A letter to the Grinch: Steal Valentine’s Day

February 2012

Dear Mr. Grinch:

They say that where God closes a door, He opens a window.  And, your commendable repentance for attempting to steal Christmas notwithstanding, I think it’d be a shame if your burglarious prowess, your immense imagination for devising wickedly larcenous plans (how many villains have earned unfavorable comparisons to seasick crocodiles?), should come to naught.  Your talents could be applied in a more worthy cause; and I hereby submit such a cause for your consideration.

You should steal Valentine’s Day.

In the stealing of Christmas you encounter two distinct problems.  The thoroughly profaned, secularized, sentimentalized, commercialized, and truncated version, which millions observe today, is hardly worth stealing.  The original version – the high holy Feast, the celebration of eternal wonder, joy, and love – cannot be stolen.  You know that from hard experience, of course, but you’re not alone.  Not even the dragon in the twelfth chapter of St John’s Revelation could rob Christmas.  So, to sum up: Larceny of profaned Christmas is unprofitable; and burglary of the real thing, impossible.

In stealing Valentine’s Day you’d encounter no such problems.  And just think about the public service you’d be doing by stealing Valentine’s Day.

Consider, for instance, the aesthetic atrocities for which Valentine’s Day bears responsibility.  No one possessed of sense and taste could approve of the proliferation of cheesy heart-shaped objects, which in February outpaces even the multiplication of cockroaches.  And what sensible person can tolerate with equanimity the slapdash application of various shades of rose, carnation, crimson, scarlet, ruby, cherry, and vermilion to any and every thing under the sun? G. K. Chesterton once said that painting the town red is a delightful thing – until you have done it.  Then the inhabitants of the red-hot hell of the red town will long, in vain, to see but once again a red rose in a green garden.  Why is it that, every February, certain compulsives feel the need to prove, one more time, that what Chesterton said of a red town is at least as true, and perhaps more true, of a pink-and-red town?  By stealing Valentine’s Day, you could spare all our eyes at least one of the annual triumphs of kitsch over beauty.

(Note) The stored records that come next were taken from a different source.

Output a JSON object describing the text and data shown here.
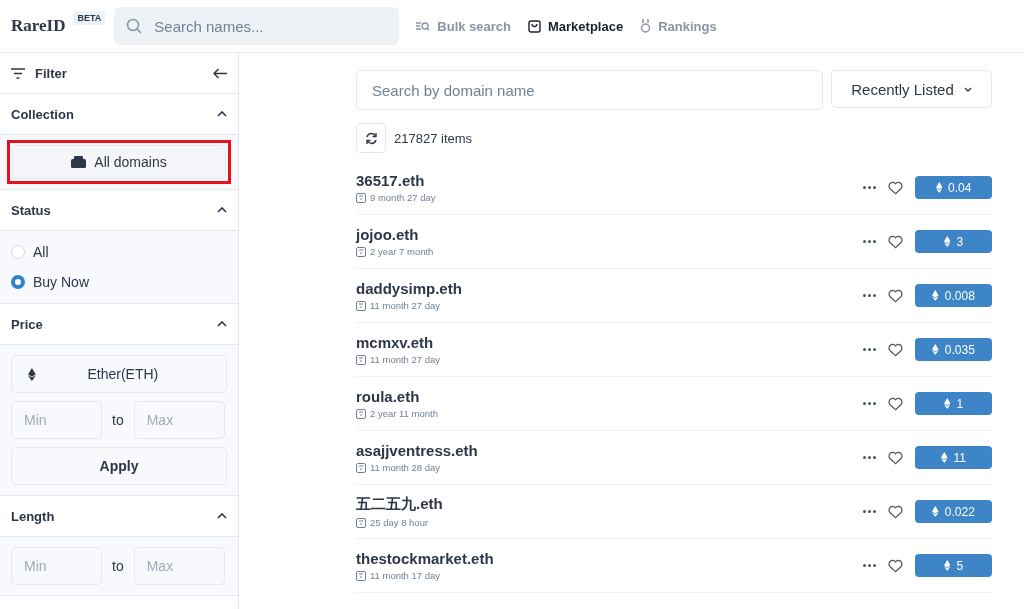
{
  "header": {
    "logo": "RareID",
    "badge": "BETA",
    "search": {
      "placeholder": "Search names..."
    },
    "nav": [
      {
        "label": "Bulk search",
        "kind": "bulk",
        "selected": false
      },
      {
        "label": "Marketplace",
        "kind": "market",
        "selected": true
      },
      {
        "label": "Rankings",
        "kind": "rank",
        "selected": false
      }
    ]
  },
  "sidebar": {
    "title": "Filter",
    "collection": {
      "title": "Collection",
      "expanded": true,
      "button": "All domains",
      "highlighted": true
    },
    "status": {
      "title": "Status",
      "expanded": true,
      "options": [
        {
          "label": "All",
          "selected": false
        },
        {
          "label": "Buy Now",
          "selected": true
        }
      ]
    },
    "price": {
      "title": "Price",
      "expanded": true,
      "currency": "Ether(ETH)",
      "min": {
        "placeholder": "Min"
      },
      "to": "to",
      "max": {
        "placeholder": "Max"
      },
      "apply": "Apply"
    },
    "length": {
      "title": "Length",
      "expanded": true,
      "min": {
        "placeholder": "Min"
      },
      "to": "to",
      "max": {
        "placeholder": "Max"
      }
    }
  },
  "main": {
    "search": {
      "placeholder": "Search by domain name"
    },
    "sort": "Recently Listed",
    "count": "217827 items",
    "rows": [
      {
        "name": "36517.eth",
        "age": "9 month 27 day",
        "price": "0.04"
      },
      {
        "name": "jojoo.eth",
        "age": "2 year 7 month",
        "price": "3"
      },
      {
        "name": "daddysimp.eth",
        "age": "11 month 27 day",
        "price": "0.008"
      },
      {
        "name": "mcmxv.eth",
        "age": "11 month 27 day",
        "price": "0.035"
      },
      {
        "name": "roula.eth",
        "age": "2 year 11 month",
        "price": "1"
      },
      {
        "name": "asajjventress.eth",
        "age": "11 month 28 day",
        "price": "11"
      },
      {
        "name": "五二五九.eth",
        "age": "25 day 8 hour",
        "price": "0.022"
      },
      {
        "name": "thestockmarket.eth",
        "age": "11 month 17 day",
        "price": "5"
      }
    ]
  }
}
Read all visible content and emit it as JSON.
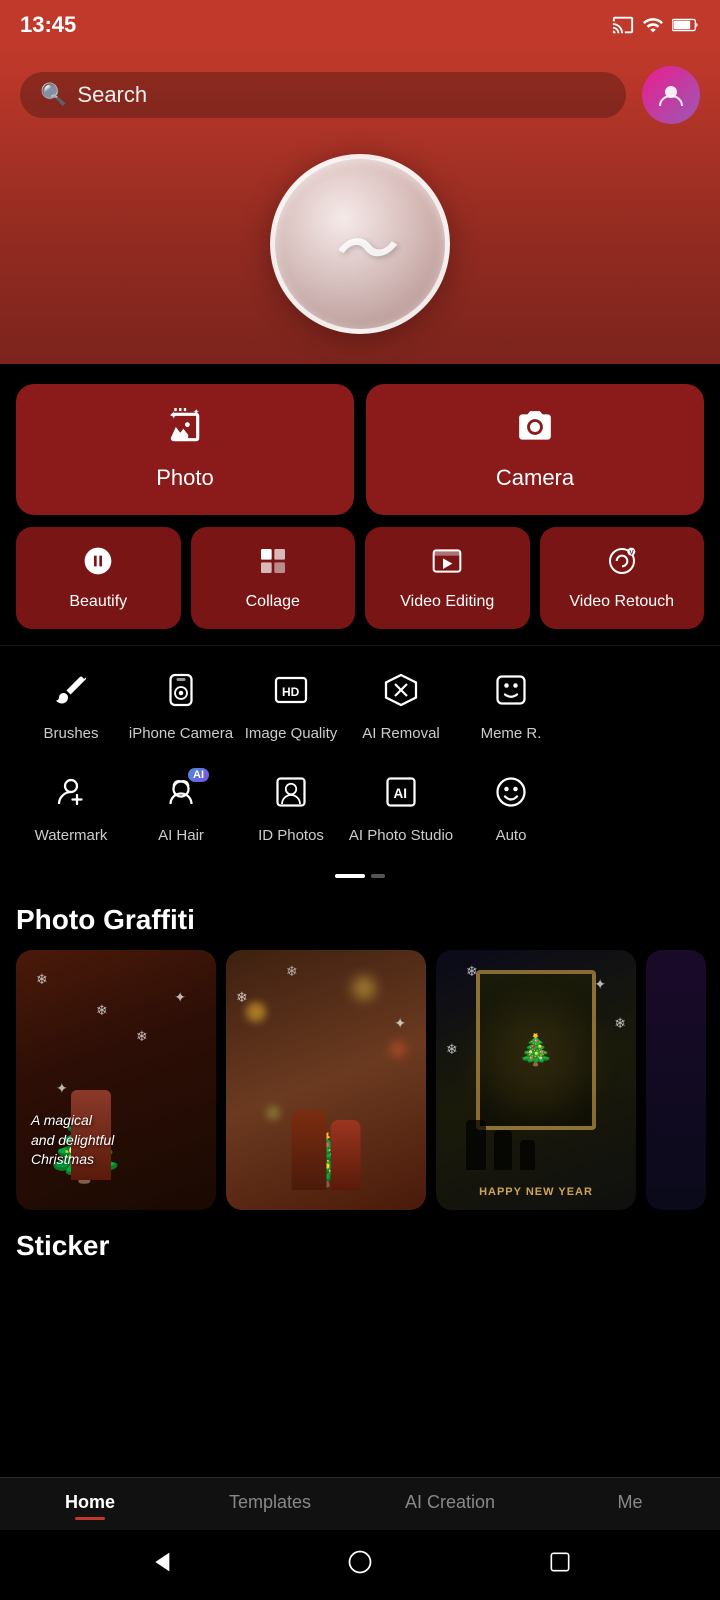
{
  "statusBar": {
    "time": "13:45",
    "icons": [
      "cast",
      "wifi",
      "battery"
    ]
  },
  "header": {
    "searchPlaceholder": "Search",
    "avatarLabel": "profile"
  },
  "logo": {
    "symbol": "∿"
  },
  "mainButtons": [
    {
      "id": "photo",
      "label": "Photo",
      "icon": "✦"
    },
    {
      "id": "camera",
      "label": "Camera",
      "icon": "⊙"
    }
  ],
  "secondaryButtons": [
    {
      "id": "beautify",
      "label": "Beautify",
      "icon": "♻"
    },
    {
      "id": "collage",
      "label": "Collage",
      "icon": "▣"
    },
    {
      "id": "video-editing",
      "label": "Video\nEditing",
      "icon": "▶"
    },
    {
      "id": "video-retouch",
      "label": "Video\nRetouch",
      "icon": "♻"
    }
  ],
  "tools": {
    "row1": [
      {
        "id": "brushes",
        "label": "Brushes",
        "icon": "🖌"
      },
      {
        "id": "iphone-camera",
        "label": "iPhone Camera",
        "icon": "📷"
      },
      {
        "id": "image-quality",
        "label": "Image Quality",
        "icon": "HD"
      },
      {
        "id": "ai-removal",
        "label": "AI Removal",
        "icon": "⬡"
      },
      {
        "id": "meme",
        "label": "Meme R.",
        "icon": "⊡"
      }
    ],
    "row2": [
      {
        "id": "watermark",
        "label": "Watermark",
        "icon": "👤"
      },
      {
        "id": "ai-hair",
        "label": "AI Hair",
        "icon": "👤",
        "badge": "AI"
      },
      {
        "id": "id-photos",
        "label": "ID Photos",
        "icon": "👤"
      },
      {
        "id": "ai-photo-studio",
        "label": "AI Photo Studio",
        "icon": "🅐"
      },
      {
        "id": "auto",
        "label": "Auto",
        "icon": "😊"
      }
    ]
  },
  "scrollIndicator": {
    "dots": [
      "active",
      "inactive"
    ]
  },
  "photoGraffiti": {
    "title": "Photo Graffiti",
    "photos": [
      {
        "id": "photo1",
        "theme": "christmas-girl",
        "text": "A magical\nand delightful\nChristmas"
      },
      {
        "id": "photo2",
        "theme": "christmas-couple",
        "text": ""
      },
      {
        "id": "photo3",
        "theme": "christmas-window",
        "text": "HAPPY NEW YEAR"
      }
    ]
  },
  "sticker": {
    "title": "Sticker"
  },
  "bottomNav": {
    "tabs": [
      {
        "id": "home",
        "label": "Home",
        "active": true
      },
      {
        "id": "templates",
        "label": "Templates",
        "active": false
      },
      {
        "id": "ai-creation",
        "label": "AI Creation",
        "active": false
      },
      {
        "id": "me",
        "label": "Me",
        "active": false
      }
    ]
  }
}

More significantly, think of how stealing Valentine’s Day would promote social harmony and justice.  It’s no secret that our nation presently suffers from profound divisions.  What with the Occupy Movement, the Tea Party, and the polarizing of our news sources, do we really need one more thing in which some revel, but at which others weep or gnash their teeth?  And lest you say “that’s life; you have to learn to deal maturely with disagreements and disappointments” (a reasonable rejoinder), do not think for a moment that I’m playing some variation on the politics of division and envy.  I’m talking about the alleviation of innocent, unnecessary suffering.  Consider the needless pains of exclusion that Valentine’s Day inflicts upon, say, the poor, innocent children who stay up all night, thoughtfully and generously composing Valentines to all twenty of their classmates, only to receive, say, three Valentines in return.  Or upon the single women who, through no fault of their own, sit at home dateless, flowerless, and possessed only of such chocolate as they purchased with their own hard-earned money.

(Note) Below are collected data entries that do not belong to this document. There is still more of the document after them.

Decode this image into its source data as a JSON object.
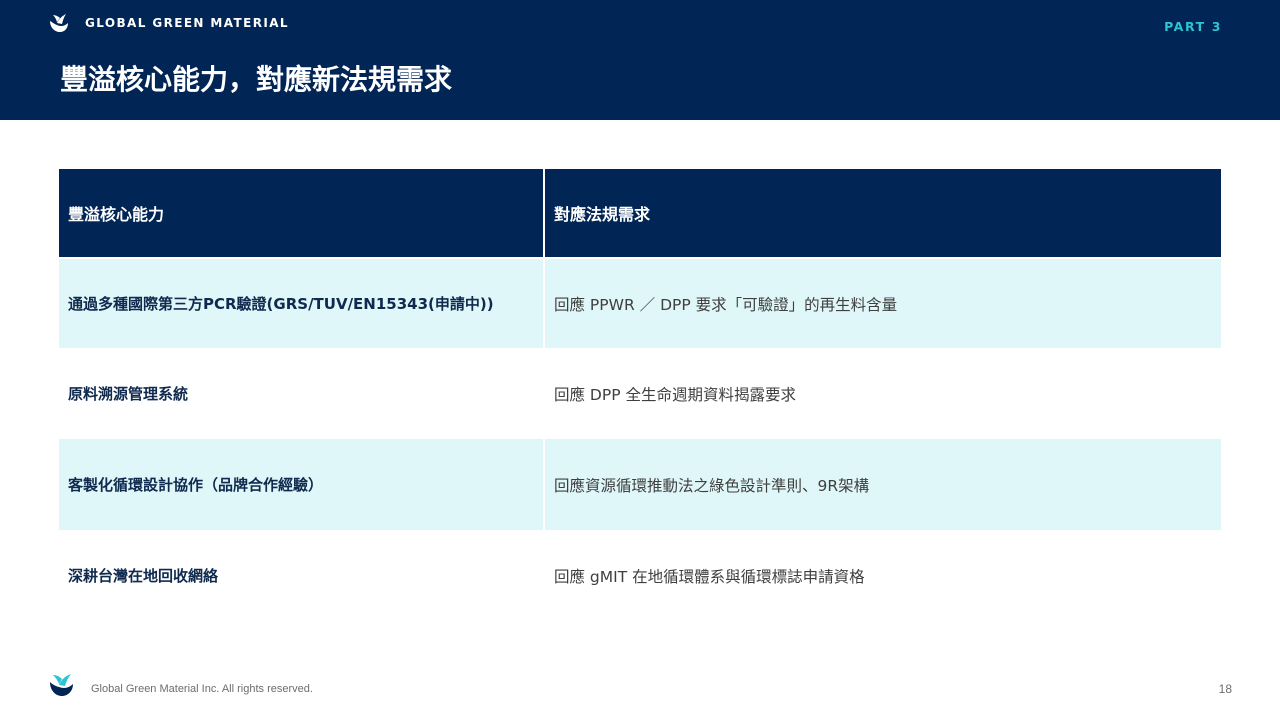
{
  "header": {
    "brand_name": "GLOBAL GREEN MATERIAL",
    "part_label": "PART 3",
    "title": "豐溢核心能力，對應新法規需求"
  },
  "table": {
    "headers": [
      "豐溢核心能力",
      "對應法規需求"
    ],
    "rows": [
      {
        "capability": "通過多種國際第三方PCR驗證(GRS/TUV/EN15343(申請中))",
        "requirement": "回應 PPWR ／ DPP 要求「可驗證」的再生料含量"
      },
      {
        "capability": "原料溯源管理系統",
        "requirement": "回應 DPP 全生命週期資料揭露要求"
      },
      {
        "capability": "客製化循環設計協作（品牌合作經驗）",
        "requirement": "回應資源循環推動法之綠色設計準則、9R架構"
      },
      {
        "capability": "深耕台灣在地回收網絡",
        "requirement": "回應 gMIT 在地循環體系與循環標誌申請資格"
      }
    ]
  },
  "footer": {
    "copyright": "Global Green Material Inc. All rights reserved.",
    "page_number": "18"
  },
  "colors": {
    "navy": "#012554",
    "accent": "#2ec4d3",
    "row_shade": "#e0f7f9"
  },
  "icons": [
    "brand-logo-icon",
    "footer-logo-icon"
  ]
}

And, unlike Christmas, on Valentine’s Day no one bothers even to pretend to spread the wealth.  At Christmastide the most crassly materialistic man might donate a few toys to his office’s toys-for-third-world-children toy drive, or some spare change to the Salvation Army, or a box of canned goods to the local homeless shelter.  Good luck finding any such general spirit of peace on earth and good will towards men on Valentine’s Day.  In its current incarnation, at least, it is an unrepentantly insular, provincial holiday.

Consider, Mr. Grinch, and act.  Act as only you can.

In appealing to your aesthetic and moral sensibilities, I have, thus far, assumed that your heart has kept the dimensions it acquired long ago, on that famous Christmas Day in Whoville.  But it’s possible, I suppose, that your heart has since reverted to its former size: two sizes too small.  If so, let me play Mephistopheles with you for a few moments.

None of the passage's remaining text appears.